Juan José Imbroda sigue siendo el principal activo político del PP en Melilla y así lo ha querido trasladar a la opinión pública la dirección nacional del partido a través de su secretario general, Miguel Tellado, que el martes se reunió con la Junta Directiva Regional en el Hotel Puerto. Tellado lo dijo claramente: los populares, con Feijóo a la cabeza, quieren a Imbroda encabezando la lista electoral del PP para 2027, algo que, no obstante, debe ser refrendado por el propio líder regional y actual presidente de la Ciudad Autónoma; tiene hasta septiembre para decidirlo puesto que será dentro de dos meses cuando se den a conocer los candidatos de las autonómicas por esta organización.

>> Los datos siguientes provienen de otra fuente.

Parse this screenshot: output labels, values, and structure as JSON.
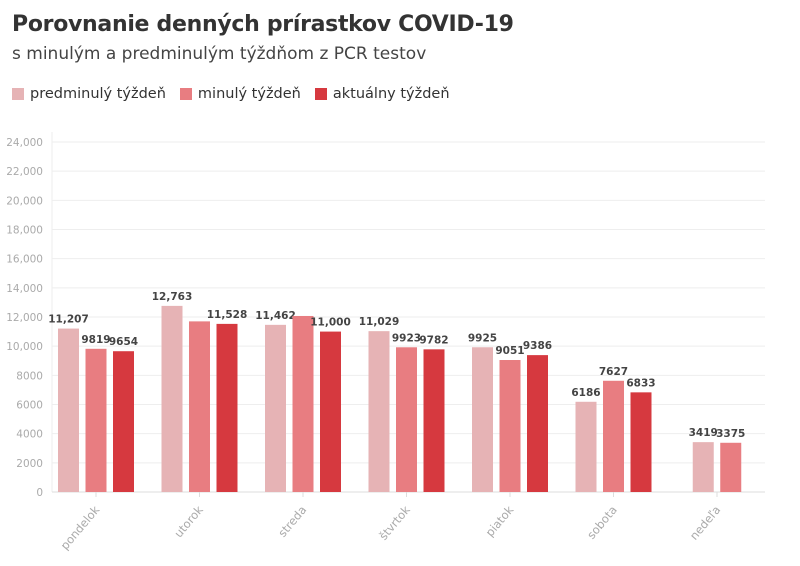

Contrasta todo esto con la opinión de todos aquellos que aseguraban que Imbroda vivía su último mandato en la Presidencia de Melilla. Él mismo, así como personas de su entorno, habían insinuado su retirada de la vida pública después de más de dos décadas al frente de la Ciudad y de ganar las sucesivas elecciones municipales y autonómicas celebradas desde 2003.
Muchos son los que han dado a Imbroda por amortizado políticamente de forma anticipada a la vista de lo que trascendió este pasado martes con respecto a lo que quiere la dirección nacional del PP para las elecciones de 2027. Cabe esperar incluso que haya una solución intermedia entre lo que desea el equipo de Feijóo y el legítimo derecho del dirigente popular a dar un paso al lado: que se presente y sea candidato, y se marche a mitad de la próxima legislatura para dar paso a un sucesor (o sucesora) que disponga de dos años para prepararse de cara a 2031.
No sería la primera vez que Juan José Imbroda barajara esa fórmula, que sin embargo nunca llevó a cabo, fundamentalmente porque él representa la unidad interna del PP y designar oficialmente a su delfín podría abrir grietas en lo que hoy día es una organización cohesionada en torno a un liderazgo fuerte, que marca el paso del partido y del Gobierno local en todo momento y circunstancia.